Why your credit score matters more than you think
What's the story
Credit scores largely dictate everyday financial decisions.
These numbers, indicating how creditworthy you are, can affect everything from whether you are approved for a loan to the rate of interest you pay on them.
Knowing the importance of credit scores can help you make informed decisions that influence your finances.
Here are some important things you should know about how credit scores affect different facets of your decisions.
Loan decisions
Impact on loan approvals
Credit scores are also the first thing lenders look at while checking a loan application.
A higher score means you are more likely to get approved, as it means a lower risk for them.
On the other hand, a lower score can get you denied or may require you to submit more documents to get a loan.

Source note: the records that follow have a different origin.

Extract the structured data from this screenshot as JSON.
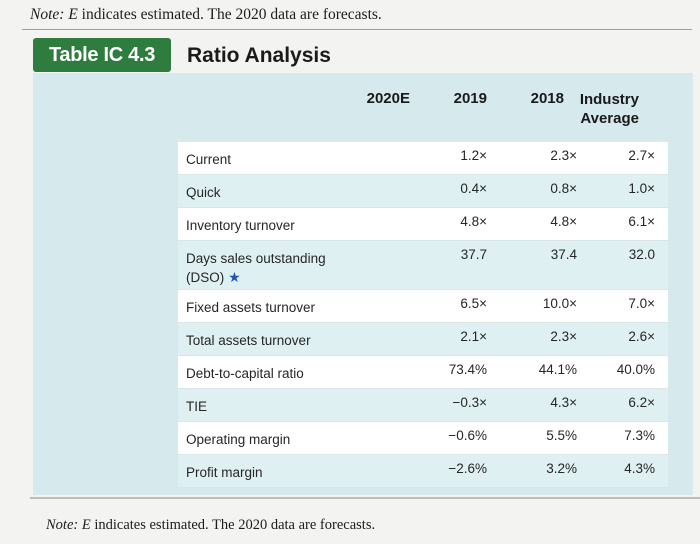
{
  "note": {
    "prefix": "Note:",
    "letter": "E",
    "text": " indicates estimated. The 2020 data are forecasts."
  },
  "table_number": "Table IC 4.3",
  "table_title": "Ratio Analysis",
  "headers": {
    "c0": "2020E",
    "c1": "2019",
    "c2": "2018",
    "c3_line1": "Industry",
    "c3_line2": "Average"
  },
  "rows": [
    {
      "label": "Current",
      "v2019": "1.2×",
      "v2018": "2.3×",
      "industry": "2.7×"
    },
    {
      "label": "Quick",
      "v2019": "0.4×",
      "v2018": "0.8×",
      "industry": "1.0×"
    },
    {
      "label": "Inventory turnover",
      "v2019": "4.8×",
      "v2018": "4.8×",
      "industry": "6.1×"
    },
    {
      "label": "Days sales outstanding",
      "label2": "(DSO)",
      "v2019": "37.7",
      "v2018": "37.4",
      "industry": "32.0"
    },
    {
      "label": "Fixed assets turnover",
      "v2019": "6.5×",
      "v2018": "10.0×",
      "industry": "7.0×"
    },
    {
      "label": "Total assets turnover",
      "v2019": "2.1×",
      "v2018": "2.3×",
      "industry": "2.6×"
    },
    {
      "label": "Debt-to-capital ratio",
      "v2019": "73.4%",
      "v2018": "44.1%",
      "industry": "40.0%"
    },
    {
      "label": "TIE",
      "v2019": "−0.3×",
      "v2018": "4.3×",
      "industry": "6.2×"
    },
    {
      "label": "Operating margin",
      "v2019": "−0.6%",
      "v2018": "5.5%",
      "industry": "7.3%"
    },
    {
      "label": "Profit margin",
      "v2019": "−2.6%",
      "v2018": "3.2%",
      "industry": "4.3%"
    }
  ],
  "colors": {
    "badge": "#2f7d3e",
    "panel": "#d6e9ec",
    "star": "#2455b3"
  }
}
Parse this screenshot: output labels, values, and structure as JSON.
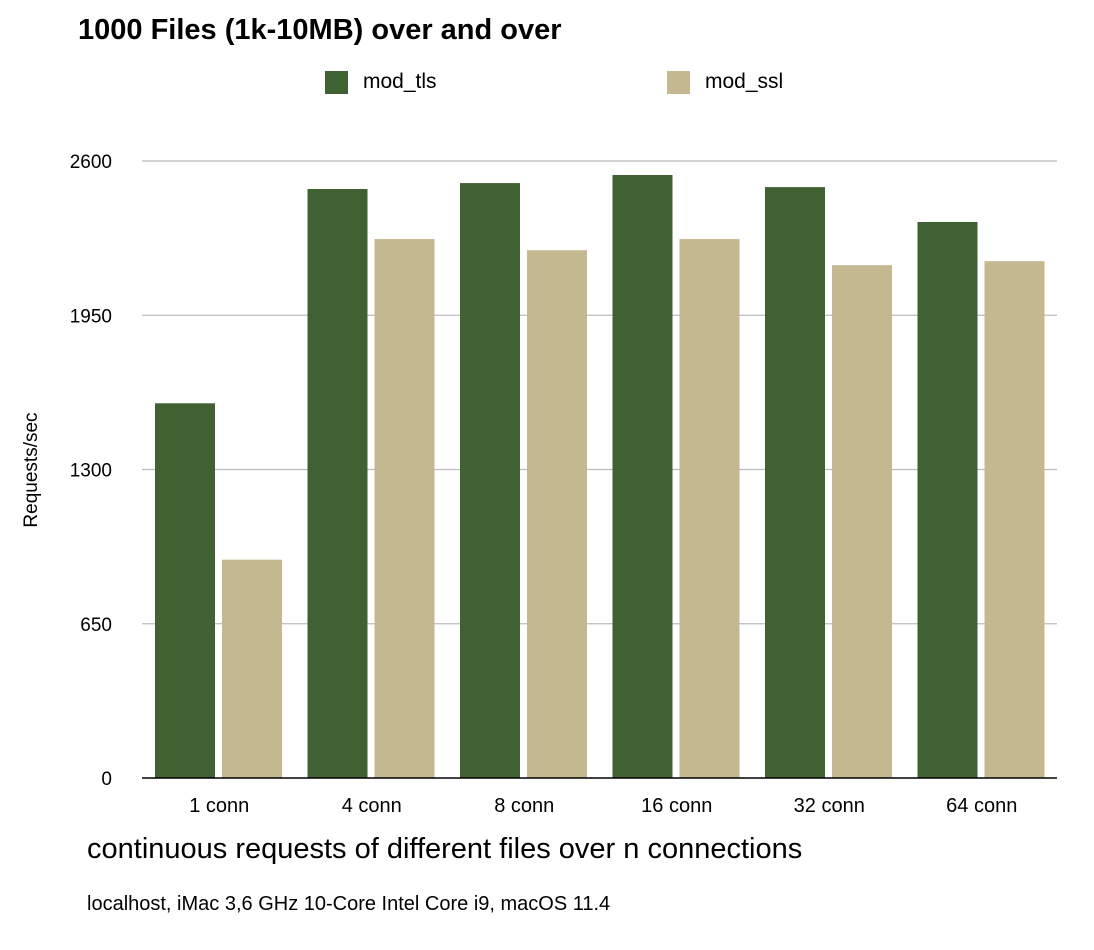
{
  "chart_data": {
    "type": "bar",
    "title": "1000 Files (1k-10MB) over and over",
    "xlabel": "continuous requests of different files over n connections",
    "ylabel": "Requests/sec",
    "note": "localhost, iMac 3,6 GHz 10-Core Intel Core i9, macOS 11.4",
    "categories": [
      "1 conn",
      "4 conn",
      "8 conn",
      "16 conn",
      "32 conn",
      "64 conn"
    ],
    "series": [
      {
        "name": "mod_tls",
        "color": "#406132",
        "values": [
          1579,
          2482,
          2507,
          2541,
          2490,
          2343
        ]
      },
      {
        "name": "mod_ssl",
        "color": "#c4b890",
        "values": [
          920,
          2271,
          2224,
          2271,
          2161,
          2178
        ]
      }
    ],
    "yticks": [
      "0",
      "650",
      "1300",
      "1950",
      "2600"
    ],
    "ylim": [
      0,
      2600
    ],
    "grid": true,
    "legend": "top"
  }
}
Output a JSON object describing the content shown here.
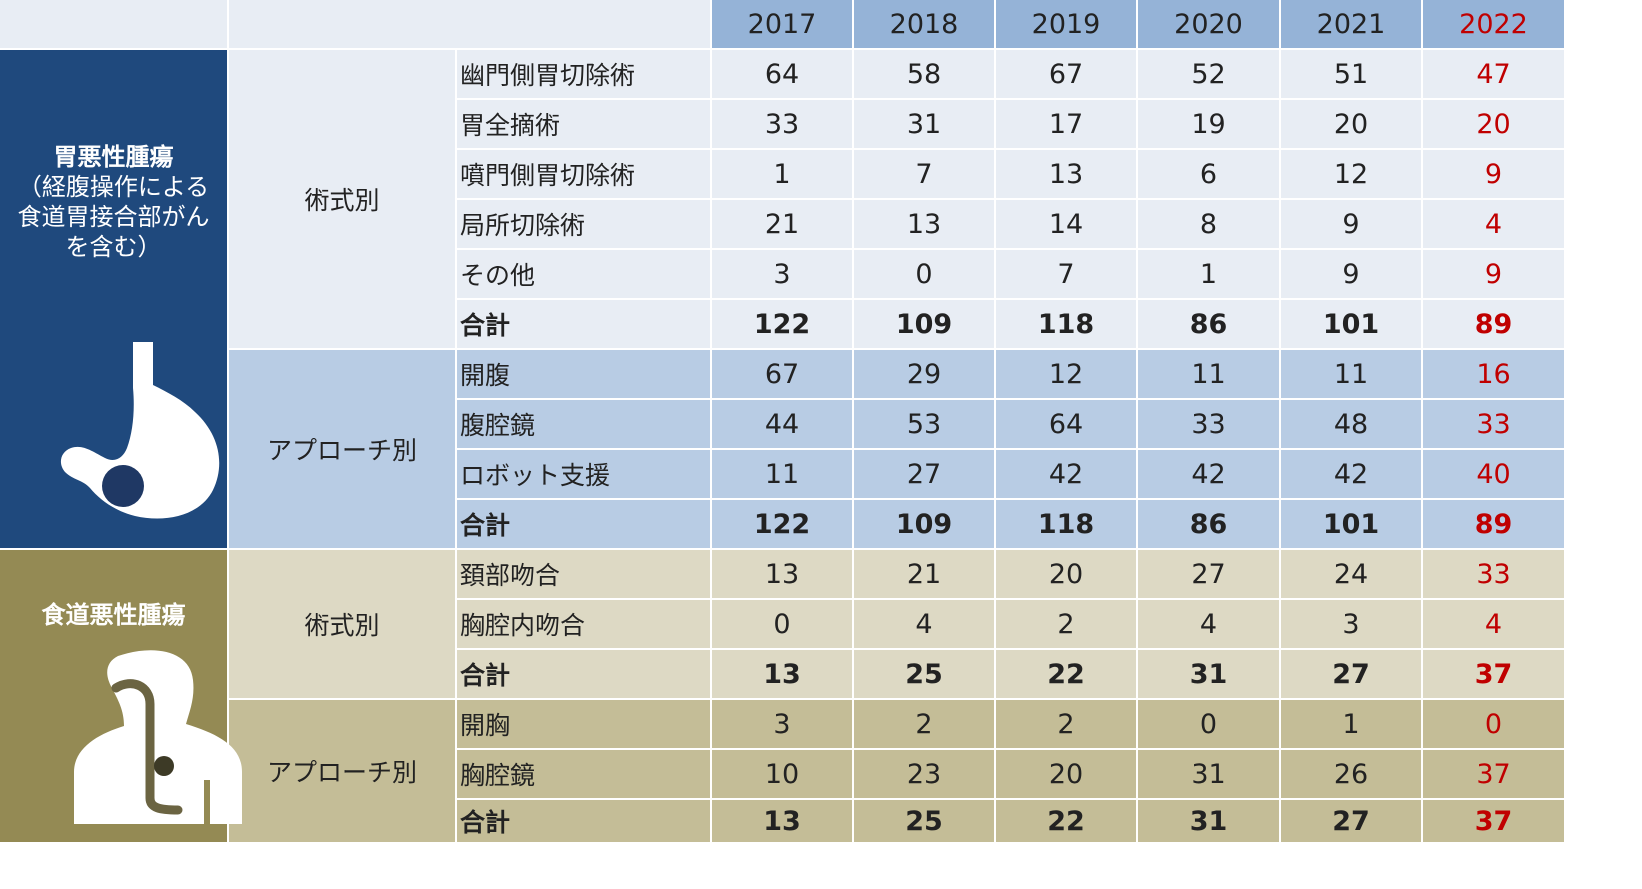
{
  "chart_data": {
    "type": "table",
    "years": [
      "2017",
      "2018",
      "2019",
      "2020",
      "2021",
      "2022"
    ],
    "highlight_year_color": "#c00000",
    "sections": [
      {
        "title": "胃悪性腫瘍",
        "subtitle": "（経腹操作による食道胃接合部がんを含む）",
        "color": "#1f497d",
        "icon": "stomach-icon",
        "groups": [
          {
            "name": "術式別",
            "color": "#e8edf4",
            "rows": [
              {
                "label": "幽門側胃切除術",
                "values": [
                  "64",
                  "58",
                  "67",
                  "52",
                  "51",
                  "47"
                ]
              },
              {
                "label": "胃全摘術",
                "values": [
                  "33",
                  "31",
                  "17",
                  "19",
                  "20",
                  "20"
                ]
              },
              {
                "label": "噴門側胃切除術",
                "values": [
                  "1",
                  "7",
                  "13",
                  "6",
                  "12",
                  "9"
                ]
              },
              {
                "label": "局所切除術",
                "values": [
                  "21",
                  "13",
                  "14",
                  "8",
                  "9",
                  "4"
                ]
              },
              {
                "label": "その他",
                "values": [
                  "3",
                  "0",
                  "7",
                  "1",
                  "9",
                  "9"
                ]
              },
              {
                "label": "合計",
                "values": [
                  "122",
                  "109",
                  "118",
                  "86",
                  "101",
                  "89"
                ],
                "total": true
              }
            ]
          },
          {
            "name": "アプローチ別",
            "color": "#b8cce4",
            "rows": [
              {
                "label": "開腹",
                "values": [
                  "67",
                  "29",
                  "12",
                  "11",
                  "11",
                  "16"
                ]
              },
              {
                "label": "腹腔鏡",
                "values": [
                  "44",
                  "53",
                  "64",
                  "33",
                  "48",
                  "33"
                ]
              },
              {
                "label": "ロボット支援",
                "values": [
                  "11",
                  "27",
                  "42",
                  "42",
                  "42",
                  "40"
                ]
              },
              {
                "label": "合計",
                "values": [
                  "122",
                  "109",
                  "118",
                  "86",
                  "101",
                  "89"
                ],
                "total": true
              }
            ]
          }
        ]
      },
      {
        "title": "食道悪性腫瘍",
        "subtitle": "",
        "color": "#948a54",
        "icon": "esophagus-icon",
        "groups": [
          {
            "name": "術式別",
            "color": "#ddd9c4",
            "rows": [
              {
                "label": "頚部吻合",
                "values": [
                  "13",
                  "21",
                  "20",
                  "27",
                  "24",
                  "33"
                ]
              },
              {
                "label": "胸腔内吻合",
                "values": [
                  "0",
                  "4",
                  "2",
                  "4",
                  "3",
                  "4"
                ]
              },
              {
                "label": "合計",
                "values": [
                  "13",
                  "25",
                  "22",
                  "31",
                  "27",
                  "37"
                ],
                "total": true
              }
            ]
          },
          {
            "name": "アプローチ別",
            "color": "#c4bd97",
            "rows": [
              {
                "label": "開胸",
                "values": [
                  "3",
                  "2",
                  "2",
                  "0",
                  "1",
                  "0"
                ]
              },
              {
                "label": "胸腔鏡",
                "values": [
                  "10",
                  "23",
                  "20",
                  "31",
                  "26",
                  "37"
                ]
              },
              {
                "label": "合計",
                "values": [
                  "13",
                  "25",
                  "22",
                  "31",
                  "27",
                  "37"
                ],
                "total": true
              }
            ]
          }
        ]
      }
    ]
  }
}
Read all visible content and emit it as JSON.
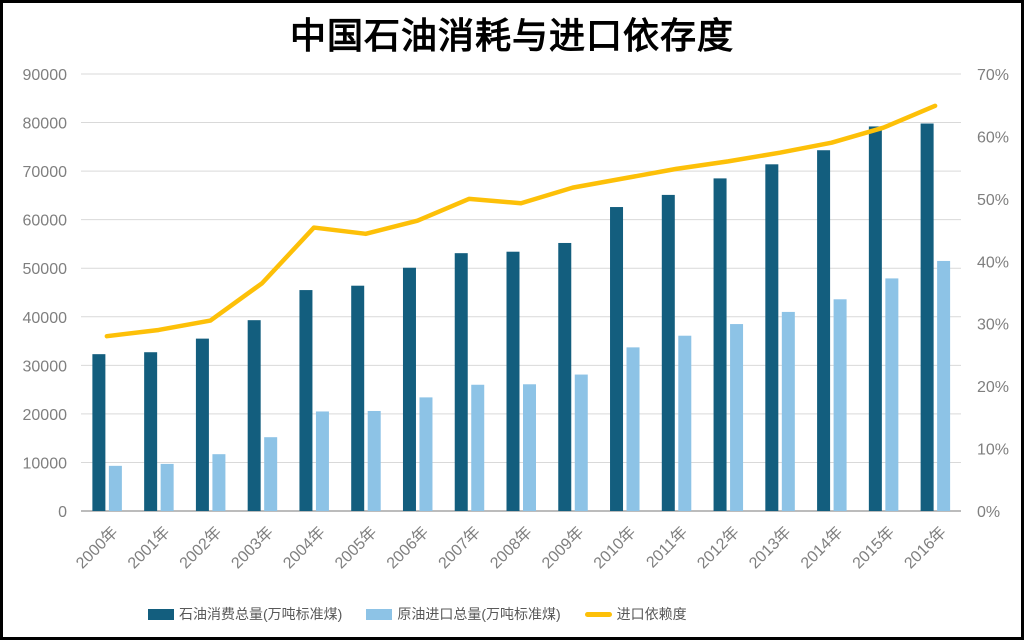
{
  "chart_data": {
    "type": "combo-bar-line",
    "title": "中国石油消耗与进口依存度",
    "categories": [
      "2000年",
      "2001年",
      "2002年",
      "2003年",
      "2004年",
      "2005年",
      "2006年",
      "2007年",
      "2008年",
      "2009年",
      "2010年",
      "2011年",
      "2012年",
      "2013年",
      "2014年",
      "2015年",
      "2016年"
    ],
    "series": [
      {
        "name": "石油消费总量(万吨标准煤)",
        "type": "bar",
        "axis": "left",
        "color": "#135e7e",
        "values": [
          32300,
          32700,
          35500,
          39300,
          45500,
          46400,
          50100,
          53100,
          53400,
          55200,
          62600,
          65100,
          68500,
          71400,
          74300,
          79200,
          79800
        ]
      },
      {
        "name": "原油进口总量(万吨标准煤)",
        "type": "bar",
        "axis": "left",
        "color": "#8dc3e6",
        "values": [
          9300,
          9700,
          11700,
          15200,
          20500,
          20600,
          23400,
          26000,
          26100,
          28100,
          33700,
          36100,
          38500,
          41000,
          43600,
          47900,
          51500
        ]
      },
      {
        "name": "进口依赖度",
        "type": "line",
        "axis": "right",
        "color": "#fdc008",
        "values": [
          28,
          29,
          30.5,
          36.5,
          45.4,
          44.4,
          46.5,
          50,
          49.3,
          51.8,
          53.3,
          54.8,
          56,
          57.4,
          59,
          61.4,
          64.9
        ]
      }
    ],
    "left_axis": {
      "min": 0,
      "max": 90000,
      "step": 10000,
      "tick_labels": [
        "0",
        "10000",
        "20000",
        "30000",
        "40000",
        "50000",
        "60000",
        "70000",
        "80000",
        "90000"
      ]
    },
    "right_axis": {
      "min": 0,
      "max": 70,
      "step": 10,
      "tick_labels": [
        "0%",
        "10%",
        "20%",
        "30%",
        "40%",
        "50%",
        "60%",
        "70%"
      ]
    },
    "grid": true,
    "legend_position": "bottom",
    "colors": {
      "gridline": "#d9d9d9",
      "axis_line": "#a6a6a6",
      "tick_text": "#7f7f7f",
      "legend_text": "#595959",
      "title_text": "#000000",
      "background": "#ffffff",
      "frame_border": "#000000"
    }
  }
}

Knowing this can help you maintain/improve your score to boost your borrowing potential.
Rate determination
Influence on interest rates
Interest rates on loans and credit cards are heavily influenced by an individual's credit score.
Those with higher scores usually get better rates, which translates into lower overall borrowing costs.
Meanwhile, lower scores may lead to higher interest rates, which means an expensive borrowing cost over time.
Being aware of this connection can push people to manage their credit responsibly.
Score enhancement
Tips for improving credit scores
To improve your credit score, pay your bills on time, reduce debt, and refrain from unnecessary hard inquiries.
Check your credit reports regularly for errors and dispute them immediately.
These are crucial for keeping a healthy credit profile, enjoying the benefits of lower interest rates, and improving your borrowing potential.
Annual free access to credit reports under consumer protection laws helps you in this.